La télévision est aussi un moyen de maintenir le lien social.
Pexels / cottonbro

Céline Ségur, Université de Lorraine

La durée d’écoute de la télévision a augmenté pendant la période du confinement en France. Dès la fin du mois de mars, l’institut officiel de mesure de l’audience Médiamétrie annonçait des résultats en forte hausse en comparaison de ceux des années précédentes à la même période. L’allocution du président Macron du 13 avril 2020, retransmise en direct sur pas moins de onze chaînes, a été suivie par 36 millions de téléspectateurs. Ce qui en fait le nouveau record d’audience en France.

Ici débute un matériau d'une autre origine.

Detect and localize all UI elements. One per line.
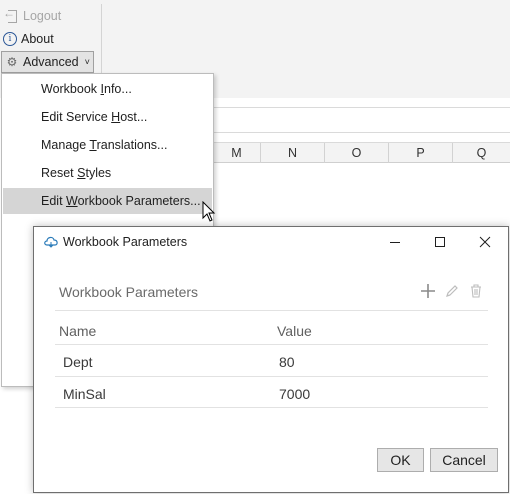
advanced-label: Advanced (23, 55, 79, 69)
logout-button[interactable]: Logout (3, 6, 61, 26)
logout-label: Logout (23, 9, 62, 23)
edit-parameter-button[interactable] (443, 282, 461, 300)
close-icon (479, 236, 491, 248)
ok-button[interactable]: OK (377, 448, 424, 472)
add-parameter-button[interactable] (419, 282, 437, 300)
accelerator-key: W (66, 194, 78, 208)
menu-item-label: orkbook Parameters... (77, 194, 201, 208)
menu-item-label: Edit Service (41, 110, 112, 124)
pencil-icon (446, 285, 458, 297)
minimize-icon (390, 242, 400, 243)
close-button[interactable] (462, 227, 508, 257)
menu-item-manage-translations[interactable]: Manage Translations... (3, 132, 212, 158)
info-icon: i (3, 32, 17, 46)
maximize-button[interactable] (417, 227, 463, 257)
mouse-cursor-icon (202, 201, 216, 222)
minimize-button[interactable] (372, 227, 418, 257)
menu-item-label: ost... (120, 110, 148, 124)
column-header-m[interactable]: M (212, 143, 260, 163)
about-button[interactable]: i About (3, 29, 54, 49)
section-title: Workbook Parameters (59, 284, 199, 300)
delete-parameter-button[interactable] (467, 282, 485, 300)
menu-item-label: Workbook (41, 82, 101, 96)
advanced-dropdown-button[interactable]: ⚙ Advanced ˅ (1, 51, 94, 73)
trash-icon (471, 284, 481, 298)
chevron-down-icon: ˅ (84, 57, 90, 67)
workbook-parameters-dialog: Workbook Parameters Workbook Parameters … (33, 226, 509, 493)
column-header-q[interactable]: Q (452, 143, 510, 163)
column-header-name: Name (59, 323, 97, 339)
divider (55, 310, 488, 311)
menu-item-label: ranslations... (96, 138, 168, 152)
gear-icon: ⚙ (6, 55, 18, 69)
column-header-n[interactable]: N (260, 143, 324, 163)
logout-icon (3, 6, 19, 23)
divider (55, 407, 488, 408)
maximize-icon (435, 237, 445, 247)
menu-item-label: nfo... (104, 82, 132, 96)
menu-item-edit-service-host[interactable]: Edit Service Host... (3, 104, 212, 130)
menu-item-edit-workbook-parameters[interactable]: Edit Workbook Parameters... (3, 188, 212, 214)
menu-item-label: Edit (41, 194, 67, 208)
parameter-value[interactable]: 80 (279, 354, 295, 370)
accelerator-key: T (89, 138, 97, 152)
about-label: About (21, 32, 54, 46)
divider (55, 344, 488, 345)
parameter-name[interactable]: MinSal (63, 386, 106, 402)
plus-icon (421, 284, 435, 298)
menu-item-label: Manage (41, 138, 90, 152)
accelerator-key: H (111, 110, 121, 124)
column-header-value: Value (277, 323, 312, 339)
column-headers: M N O P Q (212, 142, 510, 163)
cancel-button[interactable]: Cancel (430, 448, 498, 472)
menu-item-reset-styles[interactable]: Reset Styles (3, 160, 212, 186)
divider (55, 376, 488, 377)
menu-item-workbook-info[interactable]: Workbook Info... (3, 76, 212, 102)
menu-item-label: Reset (41, 166, 78, 180)
cloud-icon (44, 236, 58, 248)
parameters-toolbar (419, 282, 485, 300)
menu-item-label: tyles (85, 166, 112, 180)
column-header-p[interactable]: P (388, 143, 452, 163)
parameter-value[interactable]: 7000 (279, 386, 310, 402)
dialog-title: Workbook Parameters (63, 235, 188, 249)
parameter-name[interactable]: Dept (63, 354, 93, 370)
formula-bar[interactable] (212, 107, 510, 133)
column-header-o[interactable]: O (324, 143, 388, 163)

Ces résultats rappellent combien la télévision est toujours une pratique culturelle et sociale majeure alors que d’aucuns prédisaient sa disparition au profit d’Internet. Ainsi la période exceptionnelle du confinement invite-t-elle à (ré-)interroger la place du média télévisuel dans notre société : l’augmentation de la durée d’écoute est-elle le produit d’un désœuvrement massif que l’explosion de tutoriels sportifs et culinaires en ligne n’a pas suffi à combler, ou est-elle le signe de la permanence du média comme gage d’un lien social ? Le succès actuel des contenus télévisuels est-il une anomalie dans un processus contemporain de dissolution du média dans l’ensemble complexe d’écrans, d’offres et de pratiques audiovisuels ? Certes, la consommation moyenne du média a tendance à diminuer de quelques minutes chaque année depuis une écoute record enregistrée en 2012 (voir la figure 1) ; mais, elle ne connaît pas de chute spectaculaire.

Évolution de la durée d’écoute individuelle quotidienne de la télévision sur le poste de tv en minutes (2005-2019) (Graphique réalisé par l’auteure à partir des données de l’Institut Médiamétrie).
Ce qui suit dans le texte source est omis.